E tirou do bolso sua palavrinha rosa bem gelada: “Nós amamos você”.

— Hummm — fez o Sol, enquanto suas bochechas ficavam um pouco rosadas. — Você diz isso para me agradar, não é mesmo?

— Não — suspirou o menino.

— Evidentemente — disse o Sol, dando de ombros. — Evidentemente! Como viver num mundo obscuro, em que todo mundo grita, vocifera? Em que ninguém fala “Obrigado”, “Por favor”, “É muito bom”, etc.? Fica inteirinho frio! Lembro-me de uma época em que havia palavras rosa em todos os cantos e luz em todos os corações. Ao segurar a porta, a gente dizia “Obrigado”, e não “Cocô de cabrito”. Ah! Bons tempos, aqueles!

O Sol e o menino se puseram a suspirar, pensando no “período rosa”.

— Você precisa voltar — insistiu o garoto.

— Vou fazer uma tentativa — resmungou o Sol. Mas, primeiro, jogue essas palavras rosa sobre a Terra. Assim, minha volta será mais agradável.

O Sol deu ao garoto um estoque de palavras rosa: “Por favor”, “É muito gentil”, “Amo muito você”, “Meu adorado”, “Amor da minha vida”, “Primeiro você”, etc. O menino as enfiou nos bolsos, na boca, no chapéu, no lenço, nas meias, em todos os cantos! Levou tantas quanto pôde carregar. Voltou à Terra e as distribuiu ao acaso. De repente, nos engarrafamentos, as pessoas começaram a abrir papeizinhos rosa: “Primeiro você, por favor”, “O dia está lindo, você não acha?”, “Pode passar, não estou com pressa”…

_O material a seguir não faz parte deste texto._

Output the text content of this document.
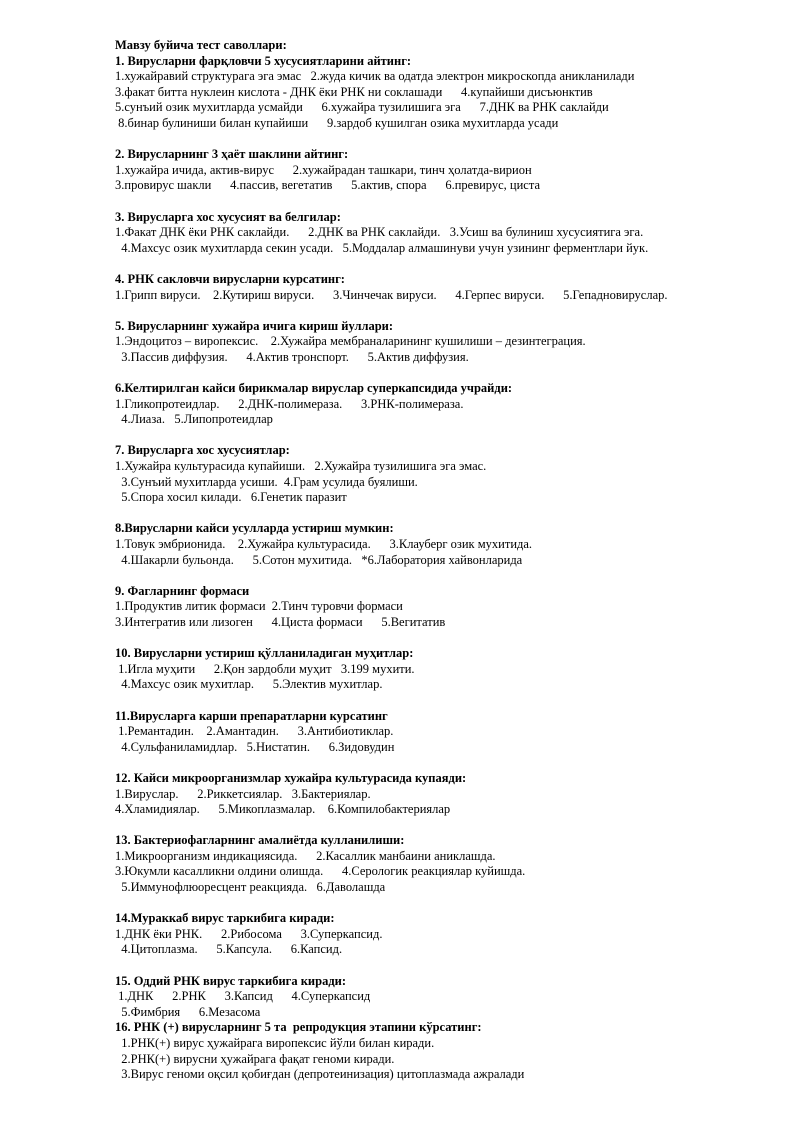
Мавзу буйича тест саволлари:
1. Вирусларни фарқловчи 5 хусусиятларини айтинг:
1.хужайравий структурага эга эмас   2.жуда кичик ва одатда электрон микроскопда аникланилади
3.факат битта нуклеин кислота - ДНК ёки РНК ни соклашади      4.купайиши дисъюнктив
5.сунъий озик мухитларда усмайди      6.хужайра тузилишига эга      7.ДНК ва РНК саклайди
8.бинар булиниши билан купайиши      9.зардоб кушилган озика мухитларда усади
2. Вирусларнинг 3 ҳаёт шаклини айтинг:
1.хужайра ичида, актив-вирус      2.хужайрадан ташкари, тинч ҳолатда-вирион
3.провирус шакли      4.пассив, вегетатив      5.актив, спора      6.превирус, циста
3. Вирусларга хос хусусият ва белгилар:
1.Факат ДНК ёки РНК саклайди.      2.ДНК ва РНК саклайди.   3.Усиш ва булиниш хусусиятига эга.
4.Махсус озик мухитларда секин усади.   5.Моддалар алмашинуви учун узининг ферментлари йук.
4. РНК сакловчи вирусларни курсатинг:
1.Грипп вируси.    2.Кутириш вируси.      3.Чинчечак вируси.      4.Герпес вируси.      5.Гепадновируслар.
5. Вирусларнинг хужайра ичига кириш йуллари:
1.Эндоцитоз – виропексис.    2.Хужайра мембраналарининг кушилиши – дезинтеграция.
3.Пассив диффузия.      4.Актив тронспорт.      5.Актив диффузия.
6.Келтирилган кайси бирикмалар вируслар суперкапсидида учрайди:
1.Гликопротеидлар.      2.ДНК-полимераза.      3.РНК-полимераза.
4.Лиаза.   5.Липопротеидлар
7. Вирусларга хос хусусиятлар:
1.Хужайра культурасида купайиши.   2.Хужайра тузилишига эга эмас.
3.Сунъий мухитларда усиши.  4.Грам усулида буялиши.
5.Спора хосил килади.   6.Генетик паразит
8.Вирусларни кайси усулларда устириш мумкин:
1.Товук эмбрионида.    2.Хужайра культурасида.      3.Клауберг озик мухитида.
4.Шакарли бульонда.      5.Сотон мухитида.   *6.Лаборатория хайвонларида
9. Фагларнинг формаси
1.Продуктив литик формаси  2.Тинч туровчи формаси
3.Интегратив или лизоген      4.Циста формаси      5.Вегитатив
10. Вирусларни устириш қўлланиладиган муҳитлар:
1.Игла муҳити      2.Қон зардобли муҳит   3.199 мухити.
4.Махсус озик мухитлар.      5.Электив мухитлар.
11.Вирусларга карши препаратларни курсатинг
1.Ремантадин.    2.Амантадин.      3.Антибиотиклар.
4.Сульфаниламидлар.   5.Нистатин.      6.Зидовудин
12. Кайси микроорганизмлар хужайра культурасида купаяди:
1.Вируслар.      2.Риккетсиялар.   3.Бактериялар.
4.Хламидиялар.      5.Микоплазмалар.    6.Компилобактериялар
13. Бактериофагларнинг амалиётда кулланилиши:
1.Микроорганизм индикациясида.      2.Касаллик манбаини аниклашда.
3.Юкумли касалликни олдини олишда.      4.Серологик реакциялар куйишда.
5.Иммунофлюоресцент реакцияда.   6.Даволашда
14.Мураккаб вирус таркибига киради:
1.ДНК ёки РНК.      2.Рибосома      3.Суперкапсид.
4.Цитоплазма.      5.Капсула.      6.Капсид.
15. Оддий РНК вирус таркибига киради:
1.ДНК      2.РНК      3.Капсид      4.Суперкапсид
5.Фимбрия      6.Мезасома
16. РНК (+) вирусларнинг 5 та  репродукция этапини кўрсатинг:
1.РНК(+) вирус ҳужайрага виропексис йўли билан киради.
2.РНК(+) вирусни ҳужайрага фақат геноми киради.
3.Вирус геноми оқсил қобиғдан (депротеинизация) цитоплазмада ажралади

Nos recreios, começaram-se a ouvir novamente risos gentis, “Você é meu melhor amigo”, “Claro que você pode jogar conosco. Com muito prazer!”… Em casa, as crianças voltaram a falar palavras rosa: “Obrigado, mamãe”, “Por favor”, “Desculpe-me, eu não havia pensado nisso”… Durante as festas de aniversário, cantava-se alegremente e, no ano- -novo, faziam-se votos de saúde e felicidade.

O Sol voltou a brilhar e a se deitar em sua nuvem rosa todos os fins de tarde. E eu lhe garanto que os comerciantes de palavras rosa voltaram a fazer fortuna! Foram até mesmo criadas lojas especiais: de sorrisos, de suspiros de bem-estar, de cortesia, de civilidade. Isso tudo criou um efeito de algodão-doce no coração. Quanto às palavras cinza, diante de tanta felicidade, fugiram com suas patas cinza e peludas. E, quando uma delas tentava enfiar o nariz de volta, eu lhe garanto que não ficava muito tempo.

Gentileza e cortesia
“Diga ‘Bom-dia’ à senhora”, “Você não disse as palavras mágicas”, “Evite ser insolente”…

É tão frequente que as crianças se esqueçam de ser gentis… Será que é por timidez que ficam olhando para as pontas dos sapatos em vez de cumprimentar as pessoas? Apesar disso, a gentileza é o primeiro ato de civilidade, essencial para marcar o respeito devido ao outro. Segurando a porta, dizendo “Obrigado”, mostramos ao outro que ele existe.

Por isso não se pode deixar passar, ao contrário: deve-se sempre exercitar a gentileza. Mas de nada adianta empregar uma maneira coerciva ou obrigar a criança a ser gentil. É melhor agir por pequenos toques: “Acho que não deu para entender o que você disse”, “Você não se esqueceu de nada?”…

Não economize as felicitações caso ela se comporte bem (e é do que sempre nos esquecemos!).

Quanto aos palavrões, é muito simples: deve-se punir a criança com firmeza caso sejam pronunciados diante de um adulto. É inútil proibi-los, mas seu emprego deve ser limitado e reservado a ocasiões bem preciosas: entre amigos, no quarto, etc.

CARQUAIN, Sophie. Histórias para virar gente grande: para conversar com a criança sobre seus medos, preocupações e dúvidas. [tradução Nícia Adan Bonatti]. Campinas: Verus, 2010.